In diesem Jahr debattiert der Bundestag über Sterbehilfe in Deutschland. Diese muss nach einem Urteil des Bundesverfassungsgerichts, das bereits mehr als zwei Jahre zurückliegt, neu geregelt werden. Hier erfahren Sie, was aktuell in Deutschland erlaubt ist und wie eine künftige Regelung aussehen könnte.
Sterbehilfe in Deutschland: Was ist erlaubt?
Die Richter am Bundesverfassungsgericht entschieden Anfang 2020: "Das allgemeine Persönlichkeitsrecht umfasst als Ausdruck persönlicher Autonomie ein Recht auf selbstbestimmtes Sterben. (...) Die Freiheit, sich das Leben zu nehmen, umfasst auch die Freiheit, hierfür bei Dritten Hilfe zu suchen und Hilfe, soweit sie angeboten wird, in Anspruch zu nehmen."

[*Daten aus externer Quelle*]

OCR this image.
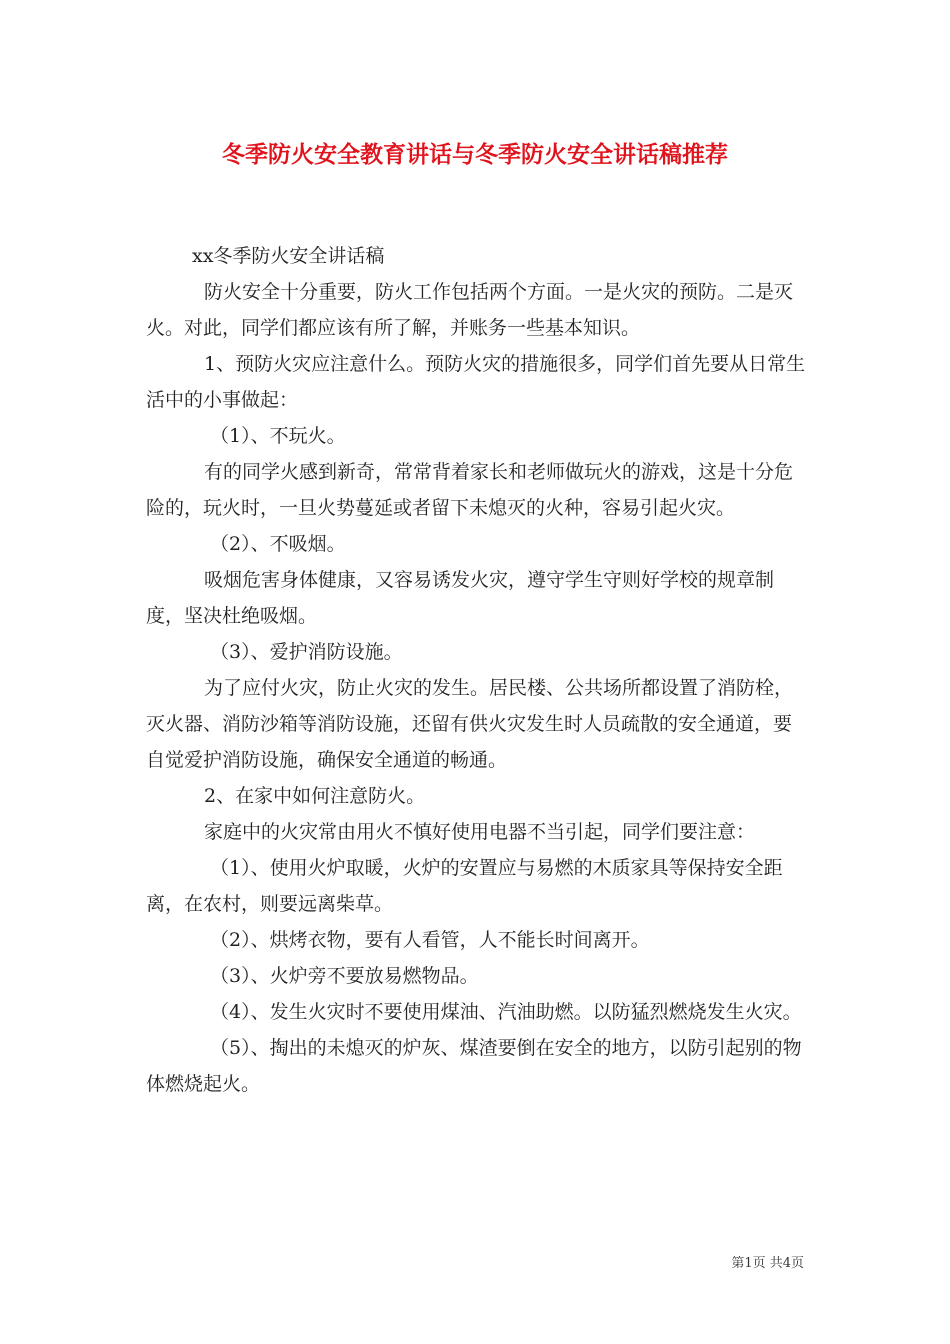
冬季防火安全教育讲话与冬季防火安全讲话稿推荐

xx冬季防火安全讲话稿

防火安全十分重要，防火工作包括两个方面。一是火灾的预防。二是灭火。对此，同学们都应该有所了解，并账务一些基本知识。

1、预防火灾应注意什么。预防火灾的措施很多，同学们首先要从日常生活中的小事做起：

（1）、不玩火。

有的同学火感到新奇，常常背着家长和老师做玩火的游戏，这是十分危险的，玩火时，一旦火势蔓延或者留下未熄灭的火种，容易引起火灾。

（2）、不吸烟。

吸烟危害身体健康，又容易诱发火灾，遵守学生守则好学校的规章制度，坚决杜绝吸烟。

（3）、爱护消防设施。

为了应付火灾，防止火灾的发生。居民楼、公共场所都设置了消防栓，灭火器、消防沙箱等消防设施，还留有供火灾发生时人员疏散的安全通道，要自觉爱护消防设施，确保安全通道的畅通。

2、在家中如何注意防火。

家庭中的火灾常由用火不慎好使用电器不当引起，同学们要注意：

（1）、使用火炉取暖，火炉的安置应与易燃的木质家具等保持安全距离，在农村，则要远离柴草。

（2）、烘烤衣物，要有人看管，人不能长时间离开。

（3）、火炉旁不要放易燃物品。

（4）、发生火灾时不要使用煤油、汽油助燃。以防猛烈燃烧发生火灾。

（5）、掏出的未熄灭的炉灰、煤渣要倒在安全的地方，以防引起别的物体燃烧起火。

第1页 共4页
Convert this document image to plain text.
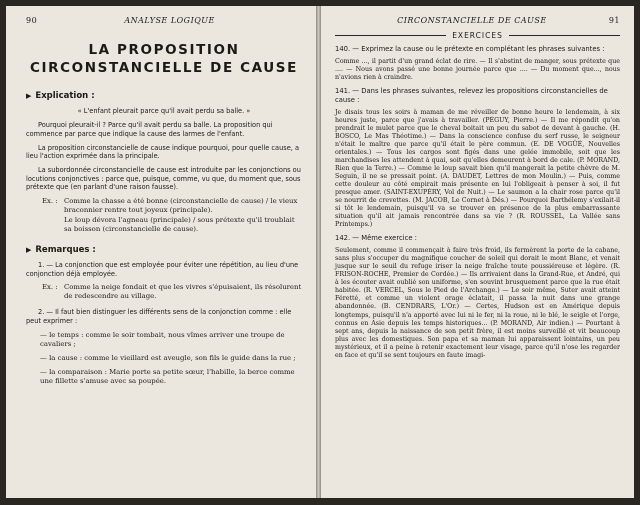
90	ANALYSE LOGIQUE
LA PROPOSITION
CIRCONSTANCIELLE DE CAUSE
▶ Explication :

« L'enfant pleurait parce qu'il avait perdu sa balle. »

Pourquoi pleurait-il ? Parce qu'il avait perdu sa balle. La proposition qui commence par parce que indique la cause des larmes de l'enfant.

La proposition circonstancielle de cause indique pourquoi, pour quelle cause, a lieu l'action exprimée dans la principale.

La subordonnée circonstancielle de cause est introduite par les conjonctions ou locutions conjonctives : parce que, puisque, comme, vu que, du moment que, sous prétexte que (en parlant d'une raison fausse).

Ex. : Comme la chasse a été bonne (circonstancielle de cause) / le vieux braconnier rentre tout joyeux (principale).
Le loup dévora l'agneau (principale) / sous prétexte qu'il troublait sa boisson (circonstancielle de cause).
▶ Remarques :

1. — La conjonction que est employée pour éviter une répétition, au lieu d'une conjonction déjà employée.

Ex. : Comme la neige fondait et que les vivres s'épuisaient, ils résolurent de redescendre au village.

2. — Il faut bien distinguer les différents sens de la conjonction comme : elle peut exprimer :

— le temps : comme le soir tombait, nous vîmes arriver une troupe de cavaliers ;
— la cause : comme le vieillard est aveugle, son fils le guide dans la rue ;
— la comparaison : Marie porte sa petite sœur, l'habille, la berce comme une fillette s'amuse avec sa poupée.
CIRCONSTANCIELLE DE CAUSE	91
EXERCICES
140. — Exprimez la cause ou le prétexte en complétant les phrases suivantes :

Comme ..., il partit d'un grand éclat de rire. — Il s'abstint de manger, sous prétexte que .... — Nous avons passé une bonne journée parce que .... — Du moment que..., nous n'avions rien à craindre.

141. — Dans les phrases suivantes, relevez les propositions circonstancielles de cause :

Je disais tous les soirs à maman de me réveiller de bonne heure le lendemain, à six heures juste, parce que j'avais à travailler. (PÉGUY, Pierre.) — Il me répondit qu'on prendrait le mulet parce que le cheval boitait un peu du sabot de devant à gauche. (H. BOSCO, Le Mas Théotime.) — Dans la conscience confuse du serf russe, le seigneur n'était le maître que parce qu'il était le père commun. (E. DE VOGÜÉ, Nouvelles orientales.) — Tous les cargos sont figés dans une gelée immobile, soit que les marchandises les attendent à quai, soit qu'elles demeurent à bord de cale. (P. MORAND, Rien que la Terre.) — Comme le loup savait bien qu'il mangerait la petite chèvre de M. Seguin, il ne se pressait point. (A. DAUDET, Lettres de mon Moulin.) — Puis, comme cette douleur au côté empirait mais présente en lui l'obligeait à penser à soi, il fut presque amer. (SAINT-EXUPÉRY, Vol de Nuit.) — Le saumon a la chair rose parce qu'il se nourrit de crevettes. (M. JACOB, Le Cornet à Dés.) — Pourquoi Barthélemy s'exilait-il si tôt le lendemain, puisqu'il va se trouver en présence de la plus embarrassante situation qu'il ait jamais rencontrée dans sa vie ? (R. ROUSSEL, La Vallée sans Printemps.)

142. — Même exercice :

Seulement, comme il commençait à faire très froid, ils fermèrent la porte de la cabane, sans plus s'occuper du magnifique coucher de soleil qui dorait le mont Blanc, et venait jusque sur le seuil du refuge iriser la neige fraîche toute poussiéreuse et légère. (R. FRISON-ROCHE, Premier de Cordée.) — Ils arrivaient dans la Grand-Rue, et André, qui à les écouter avait oublié son uniforme, s'en souvint brusquement parce que la rue était habitée. (R. VERCEL, Sous le Pied de l'Archange.) — Le soir même, Suter avait atteint Féretté, et comme un violent orage éclatait, il passa la nuit dans une grange abandonnée. (B. CENDRARS, L'Or.) — Certes, Hudson est en Amérique depuis longtemps, puisqu'il n'a apporté avec lui ni le fer, ni la roue, ni le blé, le seigle et l'orge, connus en Asie depuis les temps historiques... (P. MORAND, Air indien.) — Pourtant à sept ans, depuis la naissance de son petit frère, il est moins surveillé et vit beaucoup plus avec les domestiques. Son papa et sa maman lui apparaissent lointains, un peu mystérieux, et il a peine à retenir exactement leur visage, parce qu'il n'ose les regarder en face et qu'il se sent toujours en faute imagi-
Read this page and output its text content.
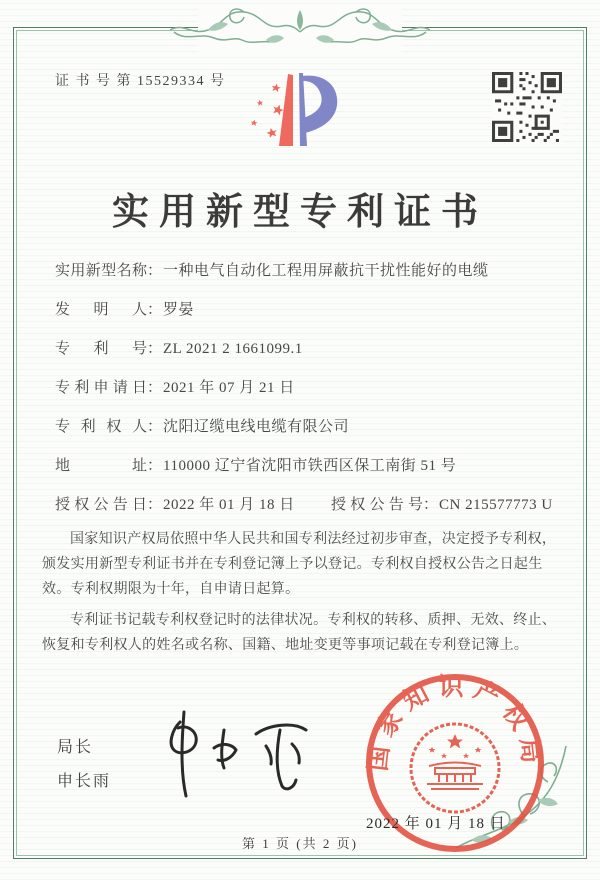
证 书 号 第 15529334 号
实用新型专利证书
实用新型名称：一种电气自动化工程用屏蔽抗干扰性能好的电缆
发明人：罗晏
专利号：ZL 2021 2 1661099.1
专利申请日：2021 年 07 月 21 日
专利权人：沈阳辽缆电线电缆有限公司
地址：110000 辽宁省沈阳市铁西区保工南街 51 号
授权公告日：2022 年 01 月 18 日 授权公告号：CN 215577773 U

国家知识产权局依照中华人民共和国专利法经过初步审查，决定授予专利权，颁发实用新型专利证书并在专利登记簿上予以登记。专利权自授权公告之日起生效。专利权期限为十年，自申请日起算。

专利证书记载专利权登记时的法律状况。专利权的转移、质押、无效、终止、恢复和专利权人的姓名或名称、国籍、地址变更等事项记载在专利登记簿上。

局长
申长雨
国家知识产权局
2022 年 01 月 18 日
第 1 页 (共 2 页)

Das Gesetz zum Verbot der geschäftsmäßigen Sterbehilfe ist seitdem nicht mehr gültig. Betroffene, Sterbehilfe-Vereine und Ärzte hatten dagegen geklagt. Wer Hilfe beim Selbstmord will, kann sie nun bekommen. Beihilfe zum Suizid kann bedeuten, ein Medikament mit tödlicher Wirkung zu beschaffen oder bereitzustellen. Einnehmen muss die Person, die sterben möchte, es allerdings selbst.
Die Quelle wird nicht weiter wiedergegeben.